For more from the Annals of Inappropriate Royal Influence, we get the BBC deciding to postpone its new documentary on Charles Windsor’s efforts to spin the press, after some royal lawyers oozed up to them in the canteen and leaned heavily on their shoulders. Jessica Elgot reports in the HuffPo UK:
According to the Radio Times, the documentary, presented by former Panorama editor Steve Hewlett, was pulled from the 9pm slot on Sunday’s schedule after lawyers “known to represent senior members of the royal family” had made contact.
Reinventing The Royals is described on the corporation’s website as a “two-part series about the twenty-year battle between the monarchy and the media – the first family and the fourth estate – over personal privacy and public image”.
I guess now we need another documentary on the battle between the monarchy and the media over showing a documentary about the battle between the monarchy and the media. Maybe there can be an infinite loop.
A statement from the corporation said: “The BBC is delaying broadcast of the documentary Reinventing The Royals, due to be shown on BBC Two on January 4, until later in the New Year while a number of issues including the use of archive footage are resolved.”
How fraffly kind and deferential of them. It wouldn’t do for the royals to be subject to too much public scrutiny. Their job is to spend other people’s money and live in luxury, not to be questioned or criticized by the peasants.

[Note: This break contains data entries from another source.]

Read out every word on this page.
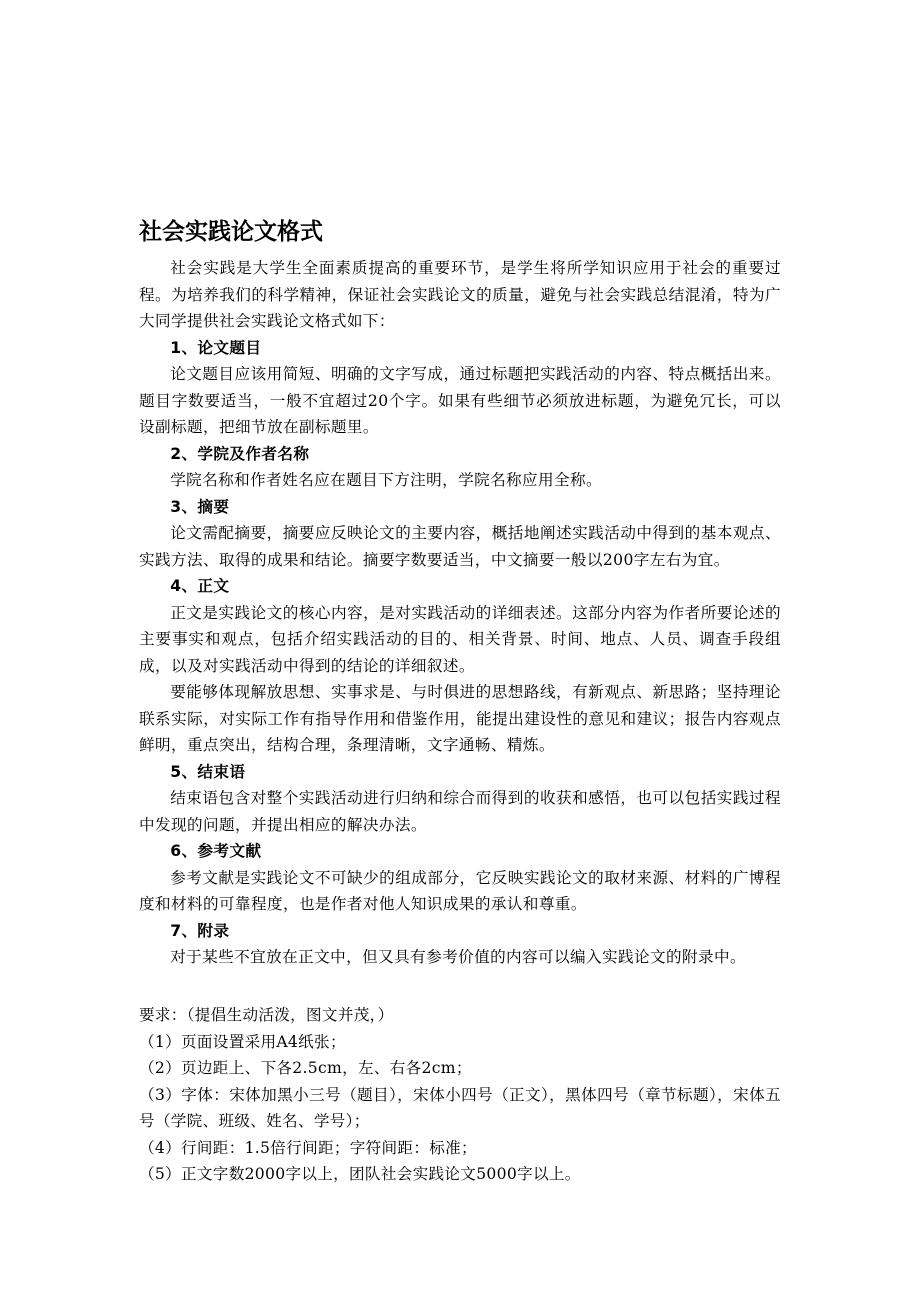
社会实践论文格式

社会实践是大学生全面素质提高的重要环节，是学生将所学知识应用于社会的重要过程。为培养我们的科学精神，保证社会实践论文的质量，避免与社会实践总结混淆，特为广大同学提供社会实践论文格式如下：

1、论文题目

论文题目应该用简短、明确的文字写成，通过标题把实践活动的内容、特点概括出来。题目字数要适当，一般不宜超过20个字。如果有些细节必须放进标题，为避免冗长，可以设副标题，把细节放在副标题里。

2、学院及作者名称

学院名称和作者姓名应在题目下方注明，学院名称应用全称。

3、摘要

论文需配摘要，摘要应反映论文的主要内容，概括地阐述实践活动中得到的基本观点、实践方法、取得的成果和结论。摘要字数要适当，中文摘要一般以200字左右为宜。

4、正文

正文是实践论文的核心内容，是对实践活动的详细表述。这部分内容为作者所要论述的主要事实和观点，包括介绍实践活动的目的、相关背景、时间、地点、人员、调查手段组成，以及对实践活动中得到的结论的详细叙述。

要能够体现解放思想、实事求是、与时俱进的思想路线，有新观点、新思路；坚持理论联系实际，对实际工作有指导作用和借鉴作用，能提出建设性的意见和建议；报告内容观点鲜明，重点突出，结构合理，条理清晰，文字通畅、精炼。

5、结束语

结束语包含对整个实践活动进行归纳和综合而得到的收获和感悟，也可以包括实践过程中发现的问题，并提出相应的解决办法。

6、参考文献

参考文献是实践论文不可缺少的组成部分，它反映实践论文的取材来源、材料的广博程度和材料的可靠程度，也是作者对他人知识成果的承认和尊重。

7、附录

对于某些不宜放在正文中，但又具有参考价值的内容可以编入实践论文的附录中。

要求：（提倡生动活泼，图文并茂，）

（1）页面设置采用A4纸张；

（2）页边距上、下各2.5cm，左、右各2cm；

（3）字体：宋体加黑小三号（题目），宋体小四号（正文），黑体四号（章节标题），宋体五号（学院、班级、姓名、学号）；

（4）行间距：1.5倍行间距；字符间距：标准；

（5）正文字数2000字以上，团队社会实践论文5000字以上。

Anti-monarchy campaign Republic have said they will write to James Harding, the BBC’s head of news and current affairs, to seek clarification on why the documentary has been postponed.
Republic’s spokesman Graham Smith, said: “The decision to delay broadcast of this documentary looks like undue pressure and interference that would not be tolerated if it were from Cameron or Miliband.

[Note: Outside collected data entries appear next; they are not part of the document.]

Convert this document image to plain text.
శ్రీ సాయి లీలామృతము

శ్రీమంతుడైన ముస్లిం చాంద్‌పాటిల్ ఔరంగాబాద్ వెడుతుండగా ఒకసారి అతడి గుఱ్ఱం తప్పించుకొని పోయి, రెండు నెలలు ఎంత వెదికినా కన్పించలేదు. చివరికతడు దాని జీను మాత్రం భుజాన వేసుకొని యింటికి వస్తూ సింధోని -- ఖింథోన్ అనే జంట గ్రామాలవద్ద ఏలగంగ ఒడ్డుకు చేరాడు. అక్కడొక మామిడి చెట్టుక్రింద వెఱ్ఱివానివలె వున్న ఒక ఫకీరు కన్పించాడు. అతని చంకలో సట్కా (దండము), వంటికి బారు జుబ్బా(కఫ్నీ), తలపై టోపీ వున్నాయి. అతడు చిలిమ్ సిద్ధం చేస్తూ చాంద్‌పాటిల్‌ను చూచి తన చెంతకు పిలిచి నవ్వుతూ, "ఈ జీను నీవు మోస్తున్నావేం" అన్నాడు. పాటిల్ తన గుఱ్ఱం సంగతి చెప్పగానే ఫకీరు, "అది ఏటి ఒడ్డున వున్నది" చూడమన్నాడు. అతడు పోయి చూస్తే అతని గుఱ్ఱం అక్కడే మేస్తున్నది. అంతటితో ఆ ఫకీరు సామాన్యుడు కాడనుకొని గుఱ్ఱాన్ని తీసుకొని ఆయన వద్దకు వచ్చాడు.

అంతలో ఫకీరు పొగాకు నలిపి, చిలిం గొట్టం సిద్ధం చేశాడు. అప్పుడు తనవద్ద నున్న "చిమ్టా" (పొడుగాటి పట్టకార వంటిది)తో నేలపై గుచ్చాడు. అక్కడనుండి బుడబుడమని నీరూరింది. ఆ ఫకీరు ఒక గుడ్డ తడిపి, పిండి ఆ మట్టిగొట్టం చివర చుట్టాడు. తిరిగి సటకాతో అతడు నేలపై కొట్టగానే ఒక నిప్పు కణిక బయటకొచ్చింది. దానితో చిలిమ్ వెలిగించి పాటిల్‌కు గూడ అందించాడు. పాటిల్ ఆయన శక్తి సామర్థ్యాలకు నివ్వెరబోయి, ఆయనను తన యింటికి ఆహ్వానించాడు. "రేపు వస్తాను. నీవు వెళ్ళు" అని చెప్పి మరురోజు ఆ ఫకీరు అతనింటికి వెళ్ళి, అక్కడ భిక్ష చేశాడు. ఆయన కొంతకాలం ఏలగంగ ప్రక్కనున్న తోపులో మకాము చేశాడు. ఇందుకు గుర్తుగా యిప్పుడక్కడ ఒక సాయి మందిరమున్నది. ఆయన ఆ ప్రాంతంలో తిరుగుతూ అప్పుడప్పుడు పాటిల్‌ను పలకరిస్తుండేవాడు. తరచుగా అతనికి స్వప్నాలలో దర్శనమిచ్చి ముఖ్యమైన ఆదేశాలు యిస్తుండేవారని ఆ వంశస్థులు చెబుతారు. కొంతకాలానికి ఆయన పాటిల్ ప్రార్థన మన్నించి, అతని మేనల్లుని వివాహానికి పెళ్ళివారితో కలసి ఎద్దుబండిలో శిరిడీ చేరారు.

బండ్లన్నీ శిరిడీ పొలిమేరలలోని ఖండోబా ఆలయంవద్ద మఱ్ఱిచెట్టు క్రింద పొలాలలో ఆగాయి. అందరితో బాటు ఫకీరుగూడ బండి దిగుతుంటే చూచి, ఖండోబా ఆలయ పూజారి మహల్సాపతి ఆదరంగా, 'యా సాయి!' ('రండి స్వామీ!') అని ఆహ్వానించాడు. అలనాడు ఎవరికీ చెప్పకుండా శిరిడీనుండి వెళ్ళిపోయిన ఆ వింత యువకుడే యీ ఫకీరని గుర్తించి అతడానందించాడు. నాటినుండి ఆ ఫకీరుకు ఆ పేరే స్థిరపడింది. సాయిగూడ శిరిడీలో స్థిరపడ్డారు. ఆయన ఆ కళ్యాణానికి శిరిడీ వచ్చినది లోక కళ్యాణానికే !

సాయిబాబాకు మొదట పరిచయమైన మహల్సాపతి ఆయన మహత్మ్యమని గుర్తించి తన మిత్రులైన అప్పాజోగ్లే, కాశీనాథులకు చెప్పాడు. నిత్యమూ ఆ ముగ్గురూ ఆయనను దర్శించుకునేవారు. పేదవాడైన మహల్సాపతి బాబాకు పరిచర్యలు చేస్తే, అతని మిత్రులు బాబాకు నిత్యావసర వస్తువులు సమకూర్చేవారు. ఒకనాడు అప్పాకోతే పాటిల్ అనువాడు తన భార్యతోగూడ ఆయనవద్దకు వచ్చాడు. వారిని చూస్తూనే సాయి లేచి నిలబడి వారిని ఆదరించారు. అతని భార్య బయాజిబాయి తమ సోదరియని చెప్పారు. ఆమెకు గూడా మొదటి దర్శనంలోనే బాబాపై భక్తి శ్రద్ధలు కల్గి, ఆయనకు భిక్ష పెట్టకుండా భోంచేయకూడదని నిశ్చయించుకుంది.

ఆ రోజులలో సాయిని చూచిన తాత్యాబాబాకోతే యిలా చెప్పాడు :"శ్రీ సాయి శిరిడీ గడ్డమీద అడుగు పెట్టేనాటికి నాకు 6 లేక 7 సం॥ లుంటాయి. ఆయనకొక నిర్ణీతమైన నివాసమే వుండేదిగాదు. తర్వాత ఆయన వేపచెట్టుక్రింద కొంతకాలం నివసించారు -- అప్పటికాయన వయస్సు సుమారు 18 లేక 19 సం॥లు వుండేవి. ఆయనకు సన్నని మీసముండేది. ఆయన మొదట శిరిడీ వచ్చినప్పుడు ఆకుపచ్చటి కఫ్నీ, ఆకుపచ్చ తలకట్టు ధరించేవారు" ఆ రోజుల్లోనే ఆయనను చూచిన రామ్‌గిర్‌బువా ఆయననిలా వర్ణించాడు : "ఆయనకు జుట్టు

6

“At best the BBC might make a quick edit to avoid libelling someone – but delaying the broadcast so it can discuss the content of a documentary with its principal subject is unacceptable.
“The BBC has a responsibility to the public to show no fear or favour in its reporting. Prince Charles is in line to be Britain’s head of state – he must be subjected to the same standards of media scrutiny as any politician.
“The BBC and other broadcasters are far too deferential to the royals. It’s time they began to treat them in the same way they treat politicians and other public officials.”
That’s how it seems to me. I dislike all this bowing and scraping, this jumping when a royal says jump. It’s demeaning. Plus it only encourages Charles to think he’s a fine amateur doctor.